When Ronald Reagan came to office in 1980, the middle class had a firm grip on power in Washington. The labor unions were very strong, and their demands for ever-increasing salaries contributed to the problem of inflation which was acute at the time. Taxes on the "rich" (actually high wage earners) were very high. It was difficult to pool capital to expand business, and it was very expensive to do so. At that point in history, Reagan's policies of cutting taxes on high wage earners and diminishing the influence of labor unions helped quell inflation pressures, pool capital, and provide incentives for small businesses to create new jobs. It was a tremendous boost to the economy. It set the stage for 28 years of dominance of Conservative Republican ideas.
That is over now.
When taken to its extreme, the tax policy that favors the rich over the middle class begins to have serious problems. (If you want to see the extreme of this, look at Saudi Arabia). It is the middle class that earns money to buy products to make the companies of the rich successful. If the middle class is being squeezed to provide resources for the rich, there comes a point where the middle class cannot support our consumer economy. That is why the Bush tax cuts did not have the same impact as the Reagan tax cuts did.

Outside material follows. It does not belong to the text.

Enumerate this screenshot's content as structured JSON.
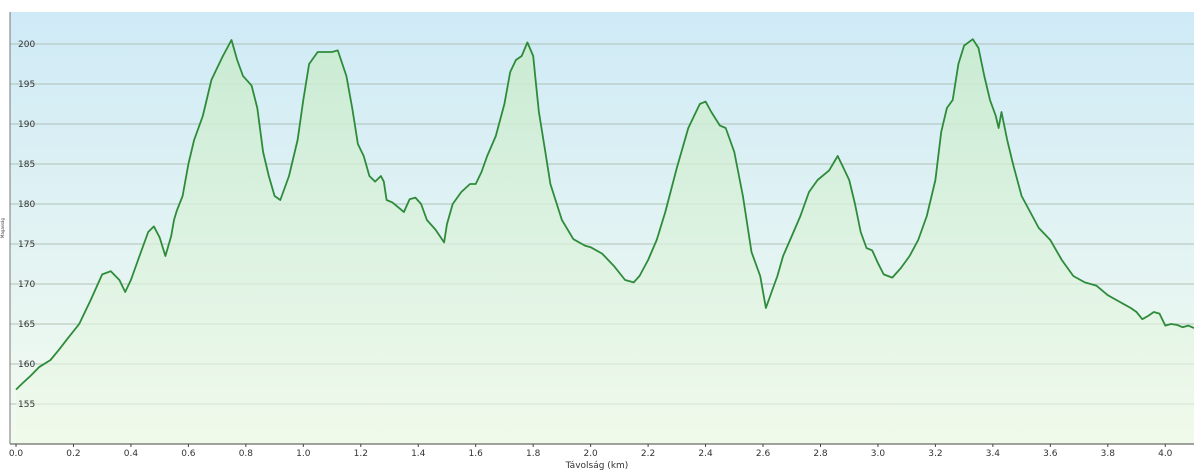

It was only masked by the rampant borrowing of the bubble years, particularly from 2002-2006. If not for the massive fiscal stimulus of borrowed money, our economy would not have recovered from the recession of 2001. All the Bush tax cuts accomplished was it helped make the rich much richer. Very little of that "trickled down" to the middle class in the way of wage growth, and our economy is suffered as a result. It is still suffering, and now that the bills are coming due, we are going to have a major recession.
We are about to see the pendulum swing back the other direction, perhaps for a long time given how large the majorities are in the House and Senate for the Democrats. Of course, if the Republicans are right, and if the policies of Barack Obama and the Democrats are a complete disaster, the electorate will throw them out of office as well. It was just 4 short years ago that the Republicans had the White house, a 30 seat majority in the House, and 56 Senators. It is amazing how quickly things can change when the political winds start to blow.